任務完遂後、立ち寄ったファミレス。必死で戦った後は、それはもうお腹が空く。

「和風おろしハンバーグと、きのことチーズのリゾット。なあに、夏油半分腰よって言ってくれるの?」
「バレたかな」「色男だねえ」

メニューを指差す私にニッと笑う夏油は、店員さんを呼ぼうかとベルに手を伸ばした。

「はい、待った」彼の手を掴む。
「えっと、どうかした」
「夏油、ほんとに食べたい?私の選んだヤツ」
「何で…?食べたいよ」
「ダウト。夏油嘘吐く時ニッ!って笑うよ。せっかく食べるんだから、好きなの食べてよね。もう。
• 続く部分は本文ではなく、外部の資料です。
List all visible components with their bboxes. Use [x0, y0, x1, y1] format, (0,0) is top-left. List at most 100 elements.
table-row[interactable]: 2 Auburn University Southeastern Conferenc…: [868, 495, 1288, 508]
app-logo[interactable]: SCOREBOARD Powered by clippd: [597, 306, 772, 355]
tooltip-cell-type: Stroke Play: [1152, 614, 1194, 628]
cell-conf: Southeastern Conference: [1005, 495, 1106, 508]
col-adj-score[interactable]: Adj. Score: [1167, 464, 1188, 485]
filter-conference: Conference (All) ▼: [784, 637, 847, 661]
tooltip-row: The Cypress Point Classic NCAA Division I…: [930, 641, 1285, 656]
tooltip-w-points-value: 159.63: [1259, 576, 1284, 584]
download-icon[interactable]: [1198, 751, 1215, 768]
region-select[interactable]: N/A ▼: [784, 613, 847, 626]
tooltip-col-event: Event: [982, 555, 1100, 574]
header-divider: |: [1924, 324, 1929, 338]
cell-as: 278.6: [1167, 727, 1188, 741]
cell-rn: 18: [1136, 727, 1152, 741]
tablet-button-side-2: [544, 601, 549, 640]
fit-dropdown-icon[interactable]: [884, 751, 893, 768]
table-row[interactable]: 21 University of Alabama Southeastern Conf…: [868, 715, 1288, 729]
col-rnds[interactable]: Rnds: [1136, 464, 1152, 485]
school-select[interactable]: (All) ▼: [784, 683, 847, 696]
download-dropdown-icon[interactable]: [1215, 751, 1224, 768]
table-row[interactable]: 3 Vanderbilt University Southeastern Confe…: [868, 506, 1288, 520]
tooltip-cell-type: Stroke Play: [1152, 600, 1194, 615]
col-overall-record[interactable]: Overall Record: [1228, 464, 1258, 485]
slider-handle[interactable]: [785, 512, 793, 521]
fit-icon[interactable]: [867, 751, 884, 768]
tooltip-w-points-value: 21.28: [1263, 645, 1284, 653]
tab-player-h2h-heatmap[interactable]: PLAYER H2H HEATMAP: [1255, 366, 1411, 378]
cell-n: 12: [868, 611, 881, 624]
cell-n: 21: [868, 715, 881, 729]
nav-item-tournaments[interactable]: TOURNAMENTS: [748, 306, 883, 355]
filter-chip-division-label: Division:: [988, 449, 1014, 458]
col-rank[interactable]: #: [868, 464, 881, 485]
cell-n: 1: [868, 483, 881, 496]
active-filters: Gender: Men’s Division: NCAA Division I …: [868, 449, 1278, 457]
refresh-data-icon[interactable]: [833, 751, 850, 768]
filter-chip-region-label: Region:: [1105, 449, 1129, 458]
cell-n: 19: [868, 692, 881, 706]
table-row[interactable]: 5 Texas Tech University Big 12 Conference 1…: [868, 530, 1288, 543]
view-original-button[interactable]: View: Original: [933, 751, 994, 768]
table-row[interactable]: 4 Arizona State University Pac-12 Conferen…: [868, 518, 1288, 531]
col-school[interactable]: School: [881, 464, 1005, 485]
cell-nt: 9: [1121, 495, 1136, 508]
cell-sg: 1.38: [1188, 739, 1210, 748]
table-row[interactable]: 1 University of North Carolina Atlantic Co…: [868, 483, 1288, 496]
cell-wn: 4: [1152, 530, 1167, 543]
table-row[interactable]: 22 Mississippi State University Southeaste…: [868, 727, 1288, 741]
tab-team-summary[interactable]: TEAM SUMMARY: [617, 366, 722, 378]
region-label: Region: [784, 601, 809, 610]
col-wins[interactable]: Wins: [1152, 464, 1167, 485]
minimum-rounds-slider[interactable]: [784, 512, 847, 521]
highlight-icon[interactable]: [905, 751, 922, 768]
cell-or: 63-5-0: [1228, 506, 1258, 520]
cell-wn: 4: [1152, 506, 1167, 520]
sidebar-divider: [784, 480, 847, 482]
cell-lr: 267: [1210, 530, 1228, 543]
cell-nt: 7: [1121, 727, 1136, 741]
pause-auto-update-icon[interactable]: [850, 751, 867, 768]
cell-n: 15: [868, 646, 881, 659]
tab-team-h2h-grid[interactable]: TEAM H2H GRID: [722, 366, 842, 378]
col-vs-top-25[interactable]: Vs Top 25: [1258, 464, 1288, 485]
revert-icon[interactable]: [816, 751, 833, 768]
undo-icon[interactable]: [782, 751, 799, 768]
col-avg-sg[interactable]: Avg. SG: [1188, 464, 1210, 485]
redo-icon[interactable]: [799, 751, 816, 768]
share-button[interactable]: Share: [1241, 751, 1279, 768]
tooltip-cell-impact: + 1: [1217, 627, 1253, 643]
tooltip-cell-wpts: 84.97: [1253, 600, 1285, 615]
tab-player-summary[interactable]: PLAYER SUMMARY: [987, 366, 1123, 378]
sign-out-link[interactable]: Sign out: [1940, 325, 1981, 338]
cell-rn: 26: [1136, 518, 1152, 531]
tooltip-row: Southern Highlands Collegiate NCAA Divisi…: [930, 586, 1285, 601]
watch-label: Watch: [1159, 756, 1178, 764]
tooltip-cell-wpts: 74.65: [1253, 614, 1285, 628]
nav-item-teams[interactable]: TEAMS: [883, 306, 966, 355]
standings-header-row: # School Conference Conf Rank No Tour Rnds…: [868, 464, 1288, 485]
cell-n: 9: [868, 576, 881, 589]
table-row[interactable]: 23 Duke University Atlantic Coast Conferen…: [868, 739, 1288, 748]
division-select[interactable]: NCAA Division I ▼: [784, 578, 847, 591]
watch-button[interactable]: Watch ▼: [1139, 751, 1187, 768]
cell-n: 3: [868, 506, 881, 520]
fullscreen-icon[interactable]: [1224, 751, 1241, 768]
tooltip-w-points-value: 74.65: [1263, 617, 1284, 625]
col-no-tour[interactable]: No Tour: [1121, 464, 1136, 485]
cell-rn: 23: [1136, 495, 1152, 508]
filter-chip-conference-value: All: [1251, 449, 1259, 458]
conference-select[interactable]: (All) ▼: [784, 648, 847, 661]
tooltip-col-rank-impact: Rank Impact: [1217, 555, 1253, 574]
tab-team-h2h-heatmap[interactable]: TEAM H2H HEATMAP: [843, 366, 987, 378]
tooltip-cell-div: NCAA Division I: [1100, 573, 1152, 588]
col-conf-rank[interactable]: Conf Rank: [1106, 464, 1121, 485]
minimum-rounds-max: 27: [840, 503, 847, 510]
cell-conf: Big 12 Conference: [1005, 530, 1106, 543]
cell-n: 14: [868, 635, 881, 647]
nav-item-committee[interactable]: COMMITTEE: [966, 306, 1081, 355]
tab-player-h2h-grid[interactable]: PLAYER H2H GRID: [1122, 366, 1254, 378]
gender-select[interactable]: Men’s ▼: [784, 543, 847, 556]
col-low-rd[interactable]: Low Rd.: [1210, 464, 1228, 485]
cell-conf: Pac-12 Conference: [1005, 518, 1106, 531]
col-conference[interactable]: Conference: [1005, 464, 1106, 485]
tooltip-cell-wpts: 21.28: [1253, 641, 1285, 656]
私はどっち食べたって美味しいんだから」

私が告げると、夏油は口をむにむにさせて、上目遣いでこちらを見た。顔の良い人間の、こういう表情は本当にずるい。

「その、実は、私も食べたいもの迷ってたんだ」
「ほう、どれどれ?」
「…天ぷらそばと、生姜焼き定食、あとこれと、これも…それからこれも…あれこんなの合ったんだ、これもいいな」

ページを捲りながら食べたいものを根こそぎ指差す夏油に、私は声を上げて笑った。

「笑わないで」
「もう、夏油は本当に可愛いな。いいよ、食べたいもの全部頼もう!」
「…食べきれなかったら良くないし、それはどうかと思うけど」
「食べれる食べれる。普通の高校生よりお金は持ってるし!」
「…実は、君と硝子がよく食べ物を分け合ってるの羨ましかったんだ。悟は、甘いものしか食べないし…」
「もうっ!!いきなりっ!!可愛いことを言わないでっっ!!心臓に悪いっっっっ!!!」

私が胸を押さえてテーブルに突っ伏すと、夏油はベルを押した。